All codes are written in R.
The main source of inspiration for this project is the TSstudio package which offers excellent powerful tools for dealing with time series data. However, at the time of this writing (January 2020), TSstudio does not provide a solution for testing newer types of machine learning algorithms such as the AutoML method from h2o or Long Short-term Memory Networks with keras. This project hopes to provide a possible solution to this interesting challenge and enable simple performance comparisons between traditional and machine learning models.
Install R: https://cloud.r-project.org/
Install RStudio: https://rstudio.com/products/rstudio/download/
For Windows, also install Rtools: https://cran.r-project.org/bin/windows/Rtools/
install.packages("devtools")
library("devtools")
devtools::install_github("xavierkamp/tsForecastR")
Note:
When installing this package, in order to use the LSTM model you will be required to have Python and Tensorflow (version <= 1.14) installed on your machine.
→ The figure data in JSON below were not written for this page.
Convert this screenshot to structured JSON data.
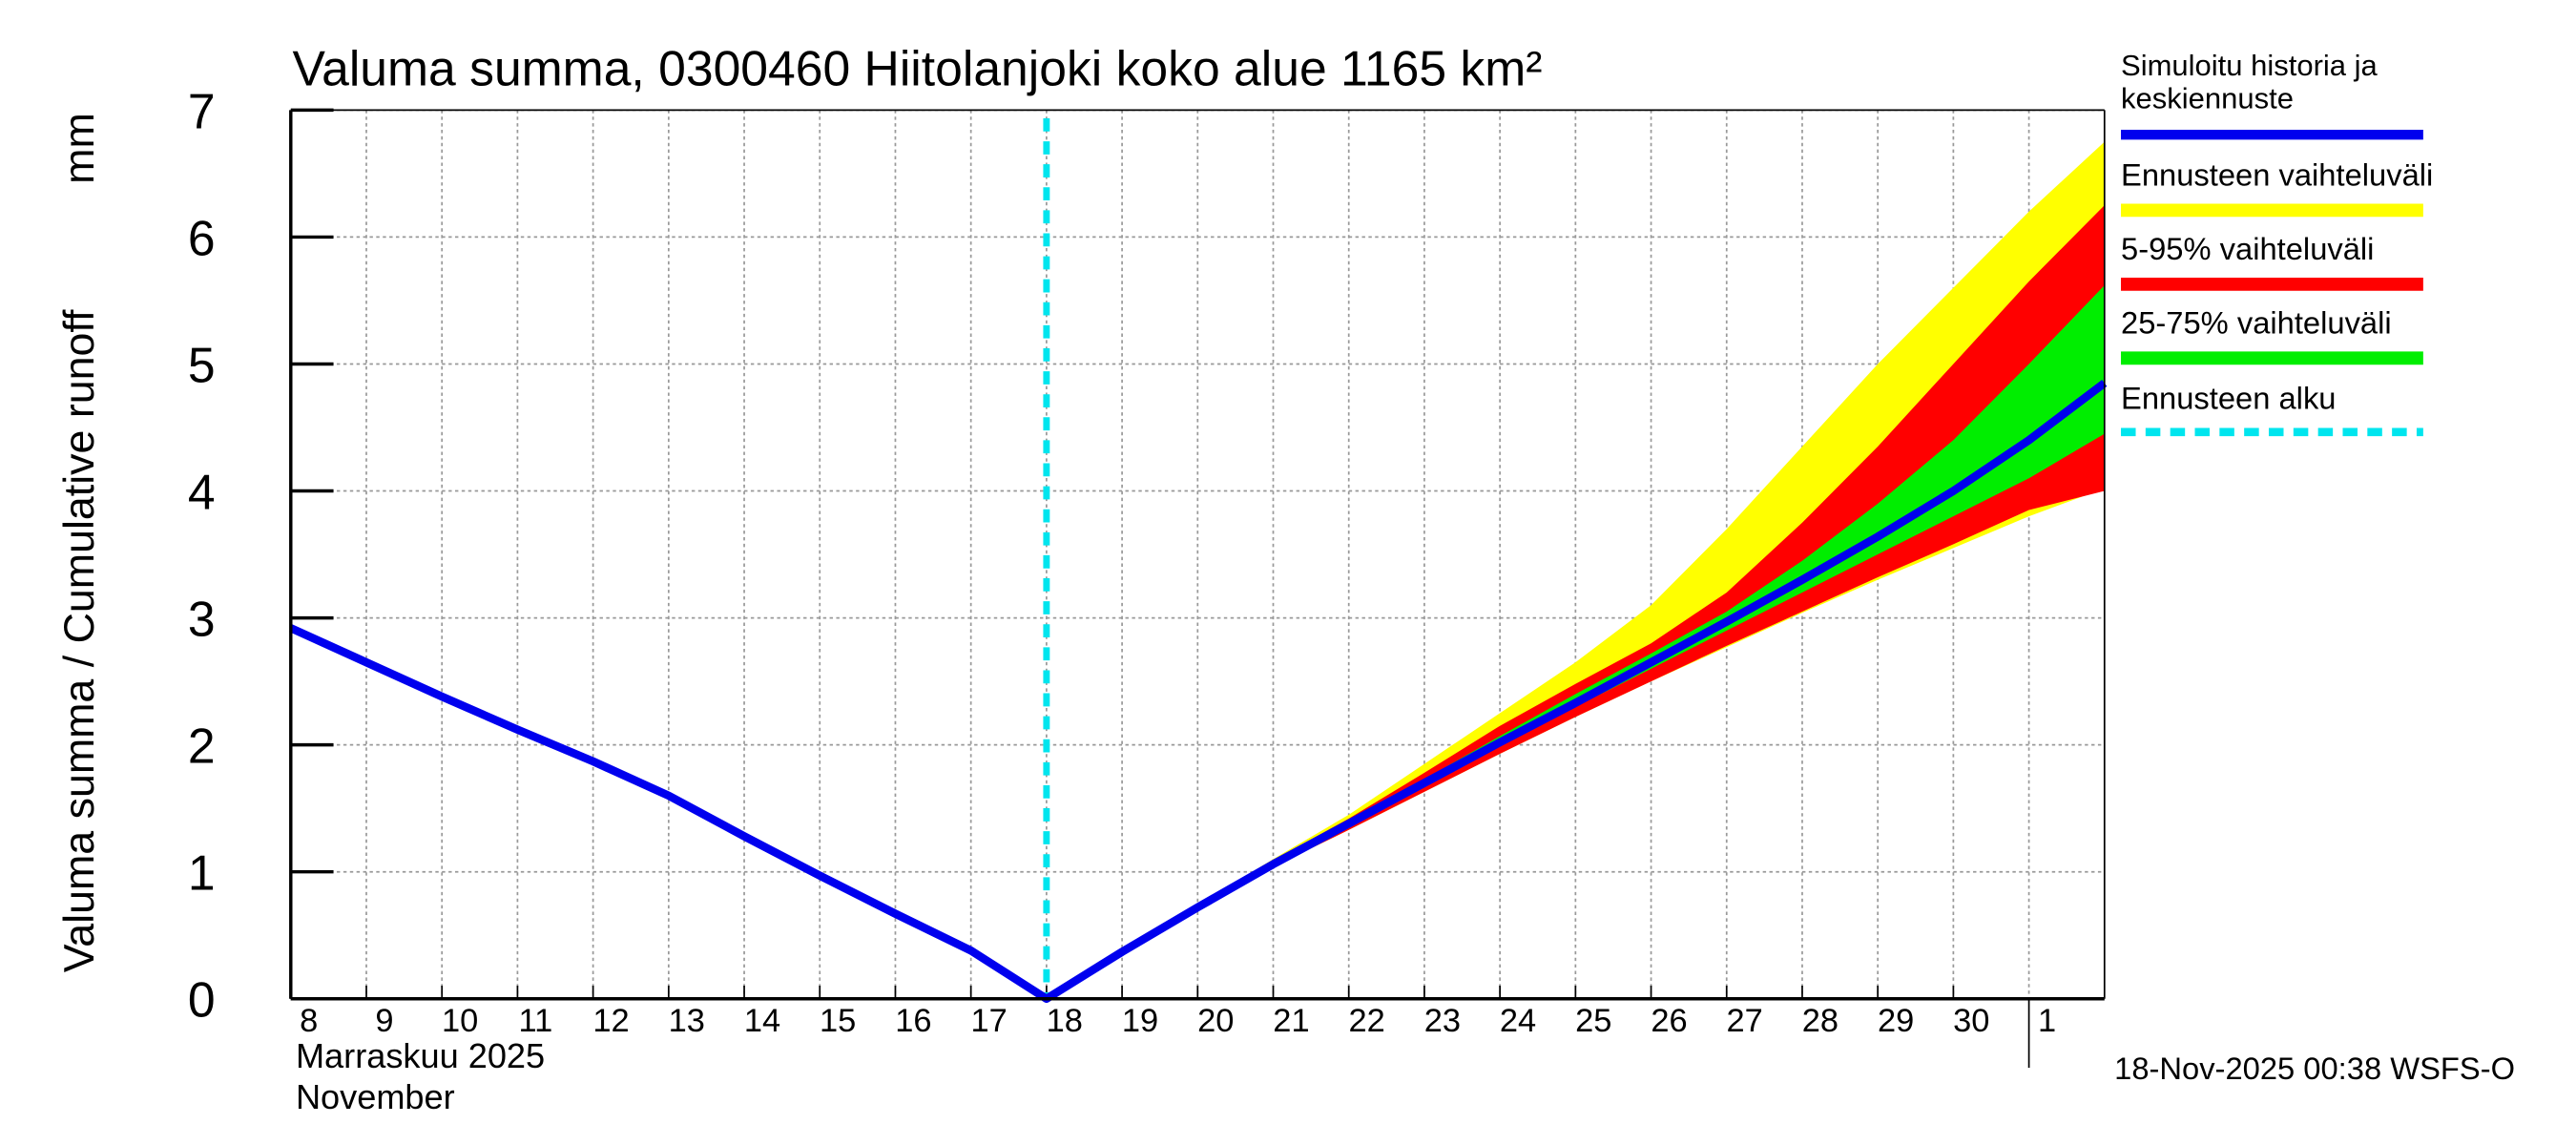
{
  "chart_data": {
    "type": "line",
    "title": "Valuma summa, 0300460 Hiitolanjoki koko alue 1165 km²",
    "ylabel": "Valuma summa / Cumulative runoff",
    "yunit": "mm",
    "xlabel": [
      "Marraskuu 2025",
      "November"
    ],
    "footer": "18-Nov-2025 00:38 WSFS-O",
    "ylim": [
      0,
      7
    ],
    "yticks": [
      0,
      1,
      2,
      3,
      4,
      5,
      6,
      7
    ],
    "xlim": [
      "2025-11-08",
      "2025-12-02"
    ],
    "xticks": [
      {
        "value": "2025-11-08",
        "label": "8"
      },
      {
        "value": "2025-11-09",
        "label": "9"
      },
      {
        "value": "2025-11-10",
        "label": "10"
      },
      {
        "value": "2025-11-11",
        "label": "11"
      },
      {
        "value": "2025-11-12",
        "label": "12"
      },
      {
        "value": "2025-11-13",
        "label": "13"
      },
      {
        "value": "2025-11-14",
        "label": "14"
      },
      {
        "value": "2025-11-15",
        "label": "15"
      },
      {
        "value": "2025-11-16",
        "label": "16"
      },
      {
        "value": "2025-11-17",
        "label": "17"
      },
      {
        "value": "2025-11-18",
        "label": "18"
      },
      {
        "value": "2025-11-19",
        "label": "19"
      },
      {
        "value": "2025-11-20",
        "label": "20"
      },
      {
        "value": "2025-11-21",
        "label": "21"
      },
      {
        "value": "2025-11-22",
        "label": "22"
      },
      {
        "value": "2025-11-23",
        "label": "23"
      },
      {
        "value": "2025-11-24",
        "label": "24"
      },
      {
        "value": "2025-11-25",
        "label": "25"
      },
      {
        "value": "2025-11-26",
        "label": "26"
      },
      {
        "value": "2025-11-27",
        "label": "27"
      },
      {
        "value": "2025-11-28",
        "label": "28"
      },
      {
        "value": "2025-11-29",
        "label": "29"
      },
      {
        "value": "2025-11-30",
        "label": "30"
      },
      {
        "value": "2025-12-01",
        "label": "1"
      }
    ],
    "grid": true,
    "bands": [
      {
        "name": "Ennusteen vaihteluväli",
        "color": "#ffff00",
        "x": [
          "2025-11-20",
          "2025-11-21",
          "2025-11-22",
          "2025-11-23",
          "2025-11-24",
          "2025-11-25",
          "2025-11-26",
          "2025-11-27",
          "2025-11-28",
          "2025-11-29",
          "2025-11-30",
          "2025-12-01",
          "2025-12-02"
        ],
        "low": [
          0.72,
          1.04,
          1.33,
          1.63,
          1.93,
          2.22,
          2.5,
          2.77,
          3.04,
          3.3,
          3.55,
          3.8,
          4.02
        ],
        "high": [
          0.74,
          1.1,
          1.45,
          1.85,
          2.25,
          2.65,
          3.1,
          3.7,
          4.35,
          5.0,
          5.6,
          6.2,
          6.75
        ]
      },
      {
        "name": "5-95% vaihteluväli",
        "color": "#ff0000",
        "x": [
          "2025-11-20",
          "2025-11-21",
          "2025-11-22",
          "2025-11-23",
          "2025-11-24",
          "2025-11-25",
          "2025-11-26",
          "2025-11-27",
          "2025-11-28",
          "2025-11-29",
          "2025-11-30",
          "2025-12-01",
          "2025-12-02"
        ],
        "low": [
          0.72,
          1.04,
          1.33,
          1.63,
          1.93,
          2.22,
          2.5,
          2.78,
          3.05,
          3.32,
          3.58,
          3.85,
          4.0
        ],
        "high": [
          0.74,
          1.09,
          1.42,
          1.78,
          2.15,
          2.48,
          2.8,
          3.2,
          3.75,
          4.35,
          5.0,
          5.65,
          6.25
        ]
      },
      {
        "name": "25-75% vaihteluväli",
        "color": "#00ee00",
        "x": [
          "2025-11-20",
          "2025-11-21",
          "2025-11-22",
          "2025-11-23",
          "2025-11-24",
          "2025-11-25",
          "2025-11-26",
          "2025-11-27",
          "2025-11-28",
          "2025-11-29",
          "2025-11-30",
          "2025-12-01",
          "2025-12-02"
        ],
        "low": [
          0.73,
          1.05,
          1.36,
          1.68,
          2.0,
          2.3,
          2.6,
          2.9,
          3.2,
          3.5,
          3.8,
          4.1,
          4.45
        ],
        "high": [
          0.74,
          1.08,
          1.4,
          1.73,
          2.07,
          2.4,
          2.72,
          3.05,
          3.45,
          3.9,
          4.4,
          5.0,
          5.62
        ]
      }
    ],
    "series": [
      {
        "name": "Simuloitu historia ja keskiennuste",
        "color": "#0000ee",
        "x": [
          "2025-11-08",
          "2025-11-09",
          "2025-11-10",
          "2025-11-11",
          "2025-11-12",
          "2025-11-13",
          "2025-11-14",
          "2025-11-15",
          "2025-11-16",
          "2025-11-17",
          "2025-11-18",
          "2025-11-19",
          "2025-11-20",
          "2025-11-21",
          "2025-11-22",
          "2025-11-23",
          "2025-11-24",
          "2025-11-25",
          "2025-11-26",
          "2025-11-27",
          "2025-11-28",
          "2025-11-29",
          "2025-11-30",
          "2025-12-01",
          "2025-12-02"
        ],
        "values": [
          2.92,
          2.65,
          2.38,
          2.12,
          1.87,
          1.6,
          1.28,
          0.97,
          0.67,
          0.38,
          0.0,
          0.37,
          0.72,
          1.06,
          1.38,
          1.7,
          2.02,
          2.33,
          2.65,
          2.97,
          3.3,
          3.64,
          4.0,
          4.4,
          4.85
        ]
      }
    ],
    "forecast_start": {
      "name": "Ennusteen alku",
      "color": "#00e5ee",
      "x": "2025-11-18"
    }
  }
}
Please note that currently the forecasting procedure does not support Tensorflow 2.0.
To check the tensorflow version:
tensorflow::tf_config()
To install tensorflow:
install.packages("tensorflow")
tensorflow::install_tensorflow(version = 1.14)
When installing packages, in order to successfully install or update packages, you may be required to restart the R session and repeat the installation process.
List of main dependencies:
- bsts
- doParallel
- dplyr
- foreach
- forecast
- h2o
- imputeTS
- lubridate
- magrittr
- parallel
- plotly
- purrr
- stats
- stringr
- tibble
- timeSeries
- timetk
- utils
- xts
- zoo
Optional dependencies:
- keras
- tensorflow
- testthat
- covr
Part 1: Statistical Models
generate_fc - Function which enables the user to select different forecasting models from traditional time series models (e.g. ARIMA, ETS, STL) to machine learning algorithms (e.g. LSTM, AutoML). Results can be stored either as a tsForecastR object (default) or in text files.
Example:
library(datasets)
library(tsForecastR)
fc <- generate_fc(AirPassengers, fc_horizon = 12,
model_names = c("ets", "snaive",
"stl", "nnetar",
"lstm_keras",
"automl_h2o"))
For more details:
help(generate_fc)
?generate_fc
Similar functions:
- generate_fc_arima
- generate_fc_automl_h2o
- generate_fc_bsts
- generate_fc_ets
- generate_fc_lstm_keras - (available only if tensorflow requirements are met)
- generate_fc_nnetar
- generate_fc_snaive
- generate_fc_stl
- generate_fc_tbats
Part 2: Analysis
save_as_df - Function which transforms a tsForecastR object or selected text files into a data.frame object which can then be integrated in user-defined analyses.
Example:
library(datasets)
library(tsForecastR)
# Generate forecasts on twelve periods
fc <- generate_fc(AirPassengers,
fc_horizon = 12)
df <- save_as_df(fc)
print(df)
Note:
The above listed functions are all based on a sequential processing approach. To enable parallel processing, please refer to the parTsForecastR package which is built on top of this package.